Ce n’est pas une routine matinale typique pour une septuagénaire : une abonnée du magazine aime empiler perpendiculairement huit à dix bûches fendues (environ 40 livres de bois bien sec), deux par étage, puis déposer au sommet le petit bois qu’elle allume avant de fermer la porte de son foyer de masse DE-1500 de 4,5 tonnes impériales (9 000 livres).

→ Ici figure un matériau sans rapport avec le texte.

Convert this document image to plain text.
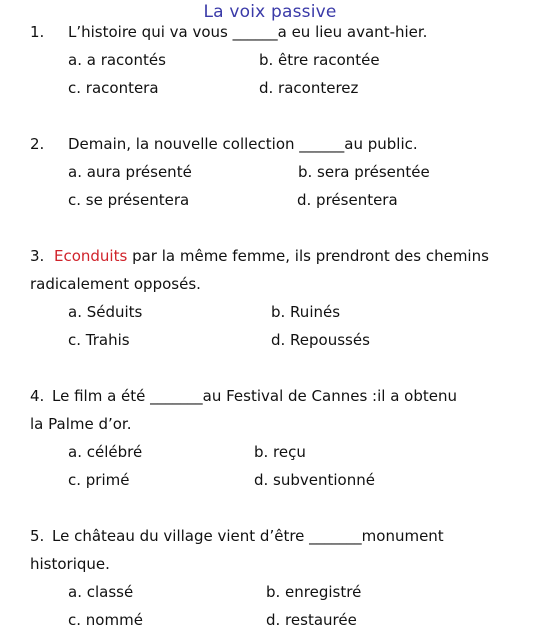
La voix passive
1. L’histoire qui va vous ______a eu lieu avant-hier.
a. a racontés	b. être racontée
c. racontera	d. raconterez
2. Demain, la nouvelle collection ______au public.
a. aura présenté	b. sera présentée
c. se présentera	d. présentera
3. Econduits par la même femme, ils prendront des chemins
radicalement opposés.
a. Séduits	b. Ruinés
c. Trahis	d. Repoussés
4. Le film a été _______au Festival de Cannes :il a obtenu
la Palme d’or.
a. célébré	b. reçu
c. primé	d. subventionné
5. Le château du village vient d’être _______monument
historique.
a. classé	b. enregistré
c. nommé	d. restaurée
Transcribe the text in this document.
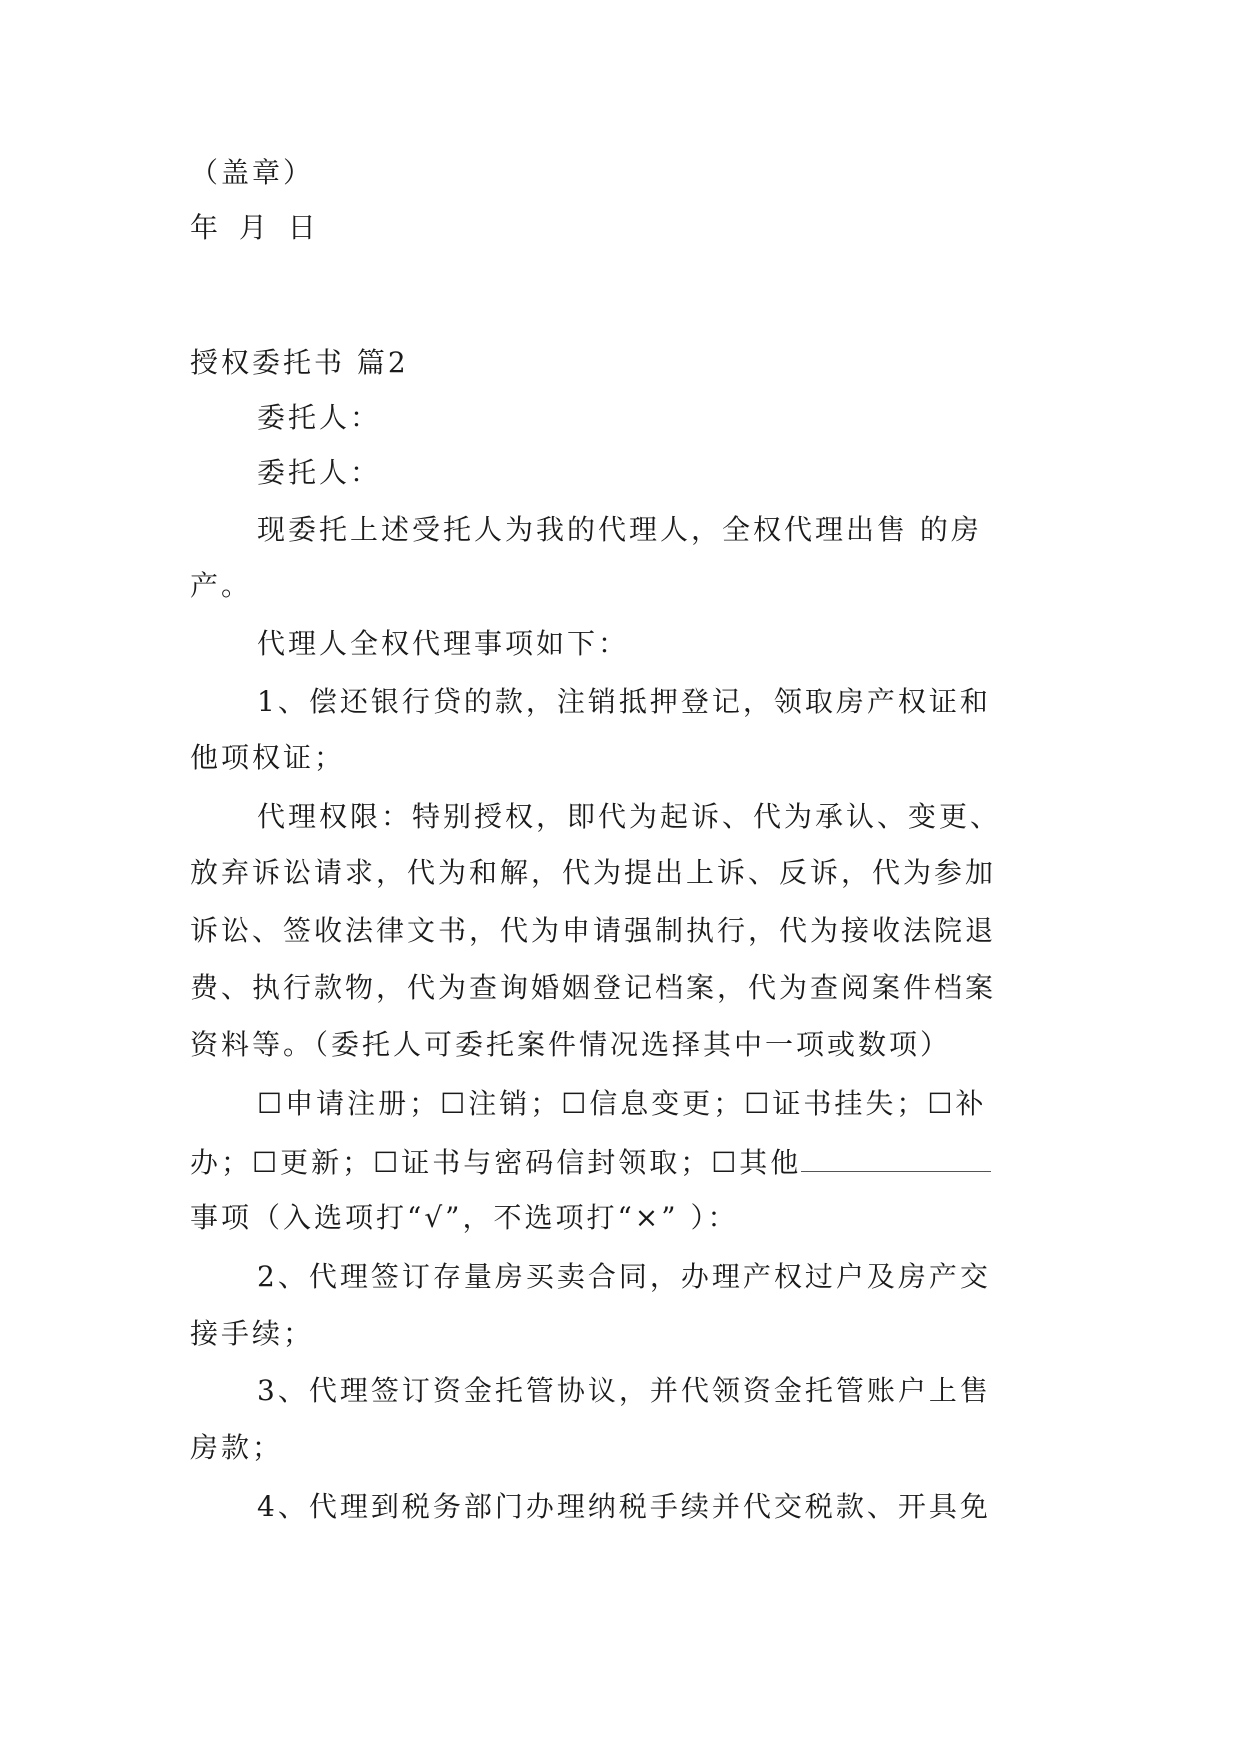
（盖章）
年 月 日
授权委托书 篇2
委托人：
委托人：
现委托上述受托人为我的代理人，全权代理出售 的房
产。
代理人全权代理事项如下：
1、偿还银行贷的款，注销抵押登记，领取房产权证和
他项权证；
代理权限：特别授权，即代为起诉、代为承认、变更、
放弃诉讼请求，代为和解，代为提出上诉、反诉，代为参加
诉讼、签收法律文书，代为申请强制执行，代为接收法院退
费、执行款物，代为查询婚姻登记档案，代为查阅案件档案
资料等。（委托人可委托案件情况选择其中一项或数项）
☐申请注册；☐注销；☐信息变更；☐证书挂失；☐补
办；☐更新；☐证书与密码信封领取；☐其他
事项（入选项打“√”，不选项打“×” ）：
2、代理签订存量房买卖合同，办理产权过户及房产交
接手续；
3、代理签订资金托管协议，并代领资金托管账户上售
房款；
4、代理到税务部门办理纳税手续并代交税款、开具免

Cette technique d’allumage enseignée par son fabricant, Les Pierres Stéatites, minimiserait la production de fumée polluante en séchant le bois avant d’en faire monter rapidement la température de combustion. Dans un foyer de masse, celle-ci atteindra typiquement un pic autour de 1 000 degrés Celsius (°C) ou 1 800 degrés Fahrenheit (°F). Ces hautes températures permettent une combustion moins polluante justifiant que les foyers de masse sont autorisés dans les maisons certifiées par les programmes de maisons neuves R-2000 au fédéral et Novoclimat au Québec.
Dans le cadre d’une visite de sa maison centenaire située à Val-Morin, cette grand-mère m’explique n’utiliser que du bois dur qui dégage plus de calories et brûle plus lentement que la plupart des résineux. Le feu rugira pendant deux heures en moyenne avant de s’éteindre complètement, puis elle fermera l’amenée d’air et la cheminée. La routine ne reprendra généralement que le lendemain matin, car l’énergie stockée dans la masse du foyer continuera à se dégager pendant au moins 12 heures et même plus de 24 heures selon la quantité de bois brûlé.